The Ex was supposed to have Lil E all week. It is in our parenting agreement, but he either forgot or ignored it. This time, rather than remind him or ask him what his plans are, I let it be.
I am extricating myself, slowly and surely, from being that person in his life. Instead, I prepared to have Lil E at home with me. Or rather, to have him at the Shedd Aquarium with me, on my lap chatting away about the young Obi Wan Kenobi while I posted on probiotics, with my parents at Brookfield Zoo, and today, happily baking Easter goodies in my mother's kitchen. The Ex took him golfing for his part, and not a word was said of the lacking week of extra visitation time. I'd taken my step back, and even with all the arrangements that had to be made, it was good to have that little voice chattering away in the house for more hours this week.
Changing the schedule, whether from school to vacation or from home to visitation, is hard on all of us, though. It shows up in those tantrumy moments, in the small child going completely limp in a sobbing heap because I've dictated unfairly that he can only bring three stuffed animal babies to the grocery store or Grandma's house or down to get the laundry from the dryer.
It shows up in the eye-to-eye talks when I remind him (again) that he cannot tell Mommy no when I tell him to do something, that stomping on feet or hitting or sticking out his tongue is in no way acceptable, that there are other ways to work out the frustration than screaming.
It shows up when this child, so often so good (I guess), becomes a spinning Tasmanian devil of tears and snot and accusations about how I do not want him to have his babies with him ever.
It's wearing. But it's normal parent stuff that has to be contended with even more when there isn't a partner to hand off to just to come up for a few breaths during the hair-tearing moments.
But none of that really hurts. At least not the way it did when I finally calmed Lil E out of a tizzy this morning, after hitting and yelling and going to his room to cool off before we started our morning yoga. After I held him for a minute on my lap, the yoga tape on pause, I asked him why he was so angry.
"I just want to live with my daddy. I love him the most in the world and he loves me the most and I just want to live only with him."
I didn't want it to hurt, but it did. I never want it to hurt when he hurls these words, but it does.
He is four, he says these things. He is trying to make sense of this whole damn situation, and I get that.
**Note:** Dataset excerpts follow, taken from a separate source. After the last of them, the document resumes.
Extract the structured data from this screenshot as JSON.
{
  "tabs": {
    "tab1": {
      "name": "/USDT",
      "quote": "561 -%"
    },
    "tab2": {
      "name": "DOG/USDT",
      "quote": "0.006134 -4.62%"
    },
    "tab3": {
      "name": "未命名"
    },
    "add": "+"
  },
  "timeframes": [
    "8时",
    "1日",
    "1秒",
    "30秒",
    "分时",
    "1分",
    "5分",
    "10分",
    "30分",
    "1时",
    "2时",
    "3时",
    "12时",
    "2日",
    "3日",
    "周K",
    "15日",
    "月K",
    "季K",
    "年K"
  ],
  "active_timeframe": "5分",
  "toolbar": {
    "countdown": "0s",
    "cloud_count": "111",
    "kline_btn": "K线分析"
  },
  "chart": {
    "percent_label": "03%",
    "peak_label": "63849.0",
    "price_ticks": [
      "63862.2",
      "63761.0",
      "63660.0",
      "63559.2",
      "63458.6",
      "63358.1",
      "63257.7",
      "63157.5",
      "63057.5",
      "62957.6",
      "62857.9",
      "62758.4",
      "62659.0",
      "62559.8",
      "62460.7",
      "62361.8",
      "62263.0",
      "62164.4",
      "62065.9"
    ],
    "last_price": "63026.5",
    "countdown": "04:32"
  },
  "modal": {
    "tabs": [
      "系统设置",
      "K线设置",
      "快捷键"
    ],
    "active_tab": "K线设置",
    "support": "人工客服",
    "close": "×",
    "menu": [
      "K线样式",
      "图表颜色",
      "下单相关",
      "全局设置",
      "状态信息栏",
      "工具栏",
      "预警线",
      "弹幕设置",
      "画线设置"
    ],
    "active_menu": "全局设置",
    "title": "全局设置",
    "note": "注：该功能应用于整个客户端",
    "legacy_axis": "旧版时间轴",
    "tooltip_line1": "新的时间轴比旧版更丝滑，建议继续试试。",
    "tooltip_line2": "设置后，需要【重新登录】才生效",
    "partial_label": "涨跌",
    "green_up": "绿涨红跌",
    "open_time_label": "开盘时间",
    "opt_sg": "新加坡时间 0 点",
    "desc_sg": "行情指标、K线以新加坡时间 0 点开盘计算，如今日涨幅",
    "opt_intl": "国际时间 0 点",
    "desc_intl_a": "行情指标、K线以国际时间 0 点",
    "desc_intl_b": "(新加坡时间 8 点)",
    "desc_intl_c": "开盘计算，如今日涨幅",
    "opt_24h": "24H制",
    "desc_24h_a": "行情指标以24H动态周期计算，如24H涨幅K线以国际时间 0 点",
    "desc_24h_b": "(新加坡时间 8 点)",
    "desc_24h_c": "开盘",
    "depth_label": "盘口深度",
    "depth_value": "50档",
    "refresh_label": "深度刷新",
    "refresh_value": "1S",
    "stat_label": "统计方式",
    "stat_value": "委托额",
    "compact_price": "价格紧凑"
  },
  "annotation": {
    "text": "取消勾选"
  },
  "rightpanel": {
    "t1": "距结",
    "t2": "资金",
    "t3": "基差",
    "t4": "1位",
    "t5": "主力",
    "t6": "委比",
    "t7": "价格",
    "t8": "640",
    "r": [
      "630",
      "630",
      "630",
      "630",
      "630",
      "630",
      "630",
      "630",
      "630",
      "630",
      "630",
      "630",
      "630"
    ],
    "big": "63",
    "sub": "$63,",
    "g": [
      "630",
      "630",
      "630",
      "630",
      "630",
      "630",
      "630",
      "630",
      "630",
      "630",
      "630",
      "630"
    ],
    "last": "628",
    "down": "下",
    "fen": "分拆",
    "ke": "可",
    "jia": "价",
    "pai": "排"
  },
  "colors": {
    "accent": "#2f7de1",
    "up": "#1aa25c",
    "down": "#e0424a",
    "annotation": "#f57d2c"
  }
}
So am I. He is processing and he is lustful for his father's attention, and I get that too.
I explained to him, as I always do in these situations, that although his daddy and I didn't agree on a lot of things, we always agreed where he'd live. His dad and I decided this together, and this is the way it would be until he is grown up enough to live alone.
He didn't want to hear that, as much as I didn't want to hear his insistence that he should live with his father anyway. The thoughts swirling in my head -- the ones about inadequacy and lack of responsibility and abandonment and lies -- would never, ever spill out of my mouth. Not to my son. Just like the pain of hearing where he'd rather live, though, the thoughts were still there.
I will hear these words and feel this pain a million times before my child leaves this home for his own one day, I am sure. I don't blame the boy for that feeling or for feeling the way he does. He could (and may) never know all the reasons why it is healthier and happier for him to stay put, just as he shouldn't (and will not) stop expressing how he feels as he works this all out.
I just want to know what takes the sting out of hearing that your child wants to live with the other parent. And if that ever fades. Or even goes away.
Until I get that answer (and please do answer), I am putting my faith in the work and the love and intentions and silliness and the stability and the quiet and the strength I am trying so hard to keep building in this home. I am hoping that speaks louder to us both than the tantrums and re-jiggered schedules and exhaustion and hurt feelings.
It is far from perfect, but it's where we are living. There may not be Scooby Doo videos and Star Wars and chicken nuggets here, but I am thinking/hoping that's going to turn out to be OK in the long run.